Marina Manda Lembranças E m final de novembro de 1992, a socióloga e senadora Eva Blay se preparava para subir à tribuna e defender a lib...

Marina Manda Lembranças
Quatro anos mais tarde, uma representação da bancada feminina na Câmara, liderada pela então deputada Marta Suplicy, lutava para priorizar no segundo semestre a votação de projetos que ampliavam as situações em que o aborto poderia ser feito legalmente no país. Mas o direito a aborto por malformação do feto só seria obtido em 2012.
Olho esses dois recortes tirados quase aleatoriamente do meu arquivo, olho, a seu lado sobre a mesa, dois recortes de sexta e sábado passados, relatando as investigações do caso Jandira, e não sei se o que me toma é revolta ou desalento. Essas questões, pelas quais batalhamos tanto nos anos 70 e 80, andam no Brasil a passos de cágado.

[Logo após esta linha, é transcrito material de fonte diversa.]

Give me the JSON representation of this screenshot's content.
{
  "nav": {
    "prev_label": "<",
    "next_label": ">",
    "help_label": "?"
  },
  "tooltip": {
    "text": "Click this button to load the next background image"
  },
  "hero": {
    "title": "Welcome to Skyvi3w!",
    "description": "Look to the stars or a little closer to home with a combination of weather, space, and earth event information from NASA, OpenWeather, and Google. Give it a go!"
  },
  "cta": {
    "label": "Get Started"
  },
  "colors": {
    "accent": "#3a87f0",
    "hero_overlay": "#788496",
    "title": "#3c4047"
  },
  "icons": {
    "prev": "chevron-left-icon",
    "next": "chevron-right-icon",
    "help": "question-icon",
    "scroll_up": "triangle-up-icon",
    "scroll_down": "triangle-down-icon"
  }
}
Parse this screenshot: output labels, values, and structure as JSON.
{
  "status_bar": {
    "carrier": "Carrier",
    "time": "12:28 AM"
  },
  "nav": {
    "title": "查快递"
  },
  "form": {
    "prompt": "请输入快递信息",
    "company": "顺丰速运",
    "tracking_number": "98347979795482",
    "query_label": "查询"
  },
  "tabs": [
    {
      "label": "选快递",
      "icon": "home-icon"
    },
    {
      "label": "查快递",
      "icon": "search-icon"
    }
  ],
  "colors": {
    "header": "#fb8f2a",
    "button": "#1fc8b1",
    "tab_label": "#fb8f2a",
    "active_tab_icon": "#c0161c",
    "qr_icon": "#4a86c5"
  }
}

Não deixa de ser surpreendente esse atraso, para um país que se quer sempre moderno, de ponta, em que as pessoas adotam as modas que mal acabaram de surgir, e saem correndo para adquirir qualquer nova engenhoca eletrônica. Portugal, que sempre olhamos de cima, que chamamos depreciativamente de " avozinho", há muito aprovou por plebiscito popular a liberação do aborto. E quando foi mesmo que mais de trezentas personalidades femininas da França assinaram o documento "Eu fiz um aborto"? Faz tempo. Mas o apelo teve êxito, e em 1975, alavancada por Simone Veil, Ministra da Saúde, a liberação do aborto foi aprovada. Desde então, o número de abortos vem decaindo progressivamente.
Aqui, porém, nesse nosso país erótico por excelência — não é a imagem que fazemos questão de exportar? — preferimos a hipocrisia.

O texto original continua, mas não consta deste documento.